Born in Durban, South Africa, she now lives and works in Hackney, London. Khumalo creates bold garments and accessories inspired by Zulu beadwork and Ndebele patterned-walls. Although still very much connected to her motherland, she believes the cultural diversity and cosmopolitanism of her new home is influential in her creative work too.
“What drew me to fashion is my strong interest in creativity and the arts,” says Khumalo.
Khumalo studied architecture at the University of Cape Town before moving to London to work in the office of renowned architect David Adjaye. She cites the Bauhaus Movement as a strong influence in her work – in particular, its use of colour and emphasis on line and pared-down forms.
At Africa Utopia in London, Khumalo showcased two collections, Spring/Summer 2013 and Autumn/Winter 2014. Her Spring/Summer 2013 collection is influenced by the market place and taxi ranks in Durban: “All the chaos and collision of colour and craziness that exists there is interpreted in this collection,” she explains.

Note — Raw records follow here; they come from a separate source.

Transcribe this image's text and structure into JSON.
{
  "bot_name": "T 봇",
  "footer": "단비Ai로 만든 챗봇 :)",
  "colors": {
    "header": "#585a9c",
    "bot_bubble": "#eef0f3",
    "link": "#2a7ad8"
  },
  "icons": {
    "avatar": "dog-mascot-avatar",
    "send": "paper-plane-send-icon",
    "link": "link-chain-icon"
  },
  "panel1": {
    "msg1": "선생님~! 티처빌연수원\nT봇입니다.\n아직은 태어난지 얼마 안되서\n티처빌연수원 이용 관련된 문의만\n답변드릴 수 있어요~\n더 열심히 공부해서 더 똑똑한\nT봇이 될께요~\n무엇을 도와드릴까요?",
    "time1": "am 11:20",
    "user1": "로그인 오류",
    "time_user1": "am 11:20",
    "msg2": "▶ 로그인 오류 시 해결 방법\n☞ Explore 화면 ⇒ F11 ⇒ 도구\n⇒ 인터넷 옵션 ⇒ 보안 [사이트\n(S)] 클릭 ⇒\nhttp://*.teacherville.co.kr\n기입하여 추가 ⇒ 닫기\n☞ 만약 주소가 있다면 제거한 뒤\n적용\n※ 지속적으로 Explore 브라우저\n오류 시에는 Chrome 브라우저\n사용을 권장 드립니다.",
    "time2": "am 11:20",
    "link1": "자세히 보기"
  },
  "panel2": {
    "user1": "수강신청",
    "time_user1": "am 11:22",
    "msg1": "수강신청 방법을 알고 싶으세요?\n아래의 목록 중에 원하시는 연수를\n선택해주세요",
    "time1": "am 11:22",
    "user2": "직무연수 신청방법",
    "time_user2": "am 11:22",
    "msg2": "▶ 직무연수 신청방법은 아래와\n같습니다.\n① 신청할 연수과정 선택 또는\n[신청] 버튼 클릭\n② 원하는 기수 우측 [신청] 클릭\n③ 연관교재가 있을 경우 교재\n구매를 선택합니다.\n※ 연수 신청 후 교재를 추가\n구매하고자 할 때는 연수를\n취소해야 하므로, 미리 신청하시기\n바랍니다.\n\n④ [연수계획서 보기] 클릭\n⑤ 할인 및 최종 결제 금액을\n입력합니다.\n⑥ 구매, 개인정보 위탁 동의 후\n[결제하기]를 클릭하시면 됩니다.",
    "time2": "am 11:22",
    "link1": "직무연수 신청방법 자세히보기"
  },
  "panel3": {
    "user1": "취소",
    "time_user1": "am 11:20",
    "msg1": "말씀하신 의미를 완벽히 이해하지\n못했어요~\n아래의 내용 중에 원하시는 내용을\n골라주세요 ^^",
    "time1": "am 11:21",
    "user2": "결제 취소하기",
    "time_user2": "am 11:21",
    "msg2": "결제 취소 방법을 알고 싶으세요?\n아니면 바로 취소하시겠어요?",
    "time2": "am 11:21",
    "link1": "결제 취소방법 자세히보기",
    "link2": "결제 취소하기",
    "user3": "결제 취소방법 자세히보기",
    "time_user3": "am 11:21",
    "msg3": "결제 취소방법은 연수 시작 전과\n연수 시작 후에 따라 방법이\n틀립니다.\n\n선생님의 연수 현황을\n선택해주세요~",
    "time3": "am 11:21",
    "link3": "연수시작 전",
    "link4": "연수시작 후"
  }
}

The Autumn/Winter 2014 collection reveals Khumalo’s interest in the rituals practised in African countries before missionaries arrived on the continent. She looked to Nigeria and West African culture in particular: “The collection is an interpretation of what people in these countries wore during religious practices,” she says.
Khumalo believes that Africa is alive with newfound independence and freedom. “People want to hear the positive stories from Africa and I believe that is what is drawing people, not only to the African fashion story, but the African story as a whole."